The Consolation of Philosophy: A Condemnation of Philosophy. Written by Colby Johnson and edited by Mary Herdelin.
This essay analyzes Boethius’ The Consolation of Philosophy. Colby covers a range of facets about the book, starting with background and context for both Boethius and his crowning achievement. Then, Colby moves into an examination of the form of the book and its place in the legacy of Classical tradition. Finally, Colby analyzes the content of the writing itself before concluding.
Odilon Redon (1840-1916): Orientalism and Symbolism. Written by Michael Kariher and edited by Nada Shoreibah.
Odilon Redon’s unique artistic style, heavily influenced by his upbringing and interest in Eastern art, made him a significant member of the symbolist movement and precursor to later Surrealist and Dadaist movements. Despite Redon’s family producing their fortune in the slave trade, Redon would frequent bohemian circles. These contradictions would not limit Redon but encourage the development of unique views on art and life. In spite of the rise of Orientalism, which exoticized foreign cultures and art styles, Redon’s depictions of foreign religions and cultures, particularly Buddhism, were a genuine reflection of his personal interpretation.

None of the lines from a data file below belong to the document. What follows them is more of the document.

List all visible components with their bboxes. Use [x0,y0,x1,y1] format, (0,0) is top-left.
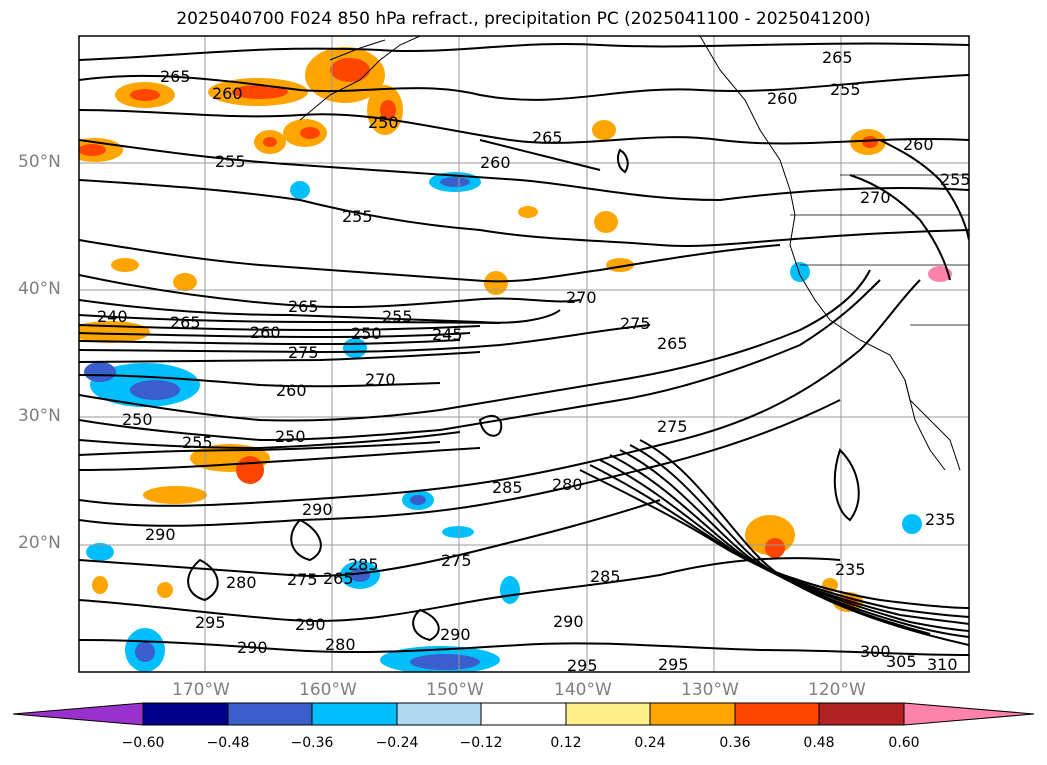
contour-label: 290 [440,625,471,644]
colorbar-tick: 0.24 [634,735,666,751]
contour-label: 270 [566,288,597,307]
colorbar-tick: 0.12 [550,735,582,751]
contour-label: 290 [145,525,176,544]
contour-label: 260 [276,381,307,400]
colorbar-tick: −0.36 [290,735,334,751]
contour-label: 245 [432,325,463,344]
contour-label: 285 [590,567,621,586]
contour-label: 265 [532,128,563,147]
lon-label-150w: 150°W [426,680,484,700]
contour-label: 275 [288,343,319,362]
contour-label: 260 [212,84,243,103]
contour-label: 265 [160,67,191,86]
plot-frame [78,35,970,673]
contour-label: 295 [658,655,689,674]
contour-labels: 265 260 255 250 265 260 255 265 260 255 … [97,48,971,675]
contour-label: 260 [250,323,281,342]
lat-label-30n: 30°N [18,406,61,426]
contour-label: 240 [97,307,128,326]
contour-label: 280 [226,573,257,592]
contour-label: 235 [835,560,866,579]
lat-label-40n: 40°N [18,279,61,299]
contour-label: 260 [767,89,798,108]
contour-label: 290 [295,615,326,634]
contour-label: 260 [903,135,934,154]
contour-label: 285 [492,478,523,497]
lon-label-170w: 170°W [172,680,230,700]
colorbar-tick: −0.12 [459,735,503,751]
contour-label: 275 [657,417,688,436]
colorbar [12,702,1035,726]
map-title: 2025040700 F024 850 hPa refract., precip… [176,9,871,29]
contour-label: 270 [365,370,396,389]
contour-label: 235 [925,510,956,529]
contour-label: 265 [288,297,319,316]
contour-label: 275 [441,551,472,570]
contour-label: 250 [368,113,399,132]
colorbar-tick: 0.60 [888,735,920,751]
contour-label: 265 [822,48,853,67]
contour-label: 255 [215,152,246,171]
contour-label: 300 [860,642,891,661]
contour-label: 255 [182,433,213,452]
colorbar-tick: 0.36 [719,735,751,751]
contour-label: 255 [382,307,413,326]
lon-label-140w: 140°W [554,680,612,700]
contour-label: 295 [195,613,226,632]
colorbar-tick: −0.48 [206,735,250,751]
contour-label: 265 [170,313,201,332]
refractivity-contours [79,42,969,656]
contour-label: 290 [237,638,268,657]
lon-label-120w: 120°W [808,680,866,700]
plot-area: 265 260 255 250 265 260 255 265 260 255 … [79,36,971,675]
lat-label-20n: 20°N [18,533,61,553]
contour-label: 250 [122,410,153,429]
colorbar-tick: −0.60 [121,735,165,751]
contour-label: 290 [553,612,584,631]
colorbar-tick: −0.24 [375,735,419,751]
contour-label: 295 [567,656,598,675]
contour-label: 255 [342,207,373,226]
contour-label: 280 [325,635,356,654]
coastlines [299,36,969,471]
colorbar-tick: 0.48 [803,735,835,751]
contour-label: 290 [302,500,333,519]
contour-label: 265 [657,334,688,353]
contour-label: 265 [323,569,354,588]
contour-label: 275 [287,570,318,589]
contour-label: 280 [552,475,583,494]
contour-label: 285 [348,555,379,574]
contour-label: 270 [860,188,891,207]
lon-label-130w: 130°W [681,680,739,700]
contour-label: 260 [480,153,511,172]
contour-label: 305 [886,652,917,671]
contour-label: 255 [830,80,861,99]
contour-label: 310 [927,655,958,674]
contour-label: 275 [620,314,651,333]
contour-label: 250 [351,324,382,343]
contour-label: 250 [275,427,306,446]
contour-label: 255 [940,170,971,189]
lon-label-160w: 160°W [299,680,357,700]
lat-label-50n: 50°N [18,152,61,172]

The Sexual Colonization of the Native Southeast. Written by Mary Shandley and edited by Jennevieve Culver.
Early European colonizers weakened Native American societies not only through war and disease, but also through sexual colonization. Centuries of sexual assault of Native women, cultural assimilation into European norms, and manipulation of Native reproduction caused a shift in the gender ideologies of Native Southeastern communities. Native cultures today are still recovering from the cultural impact of sexual conquest.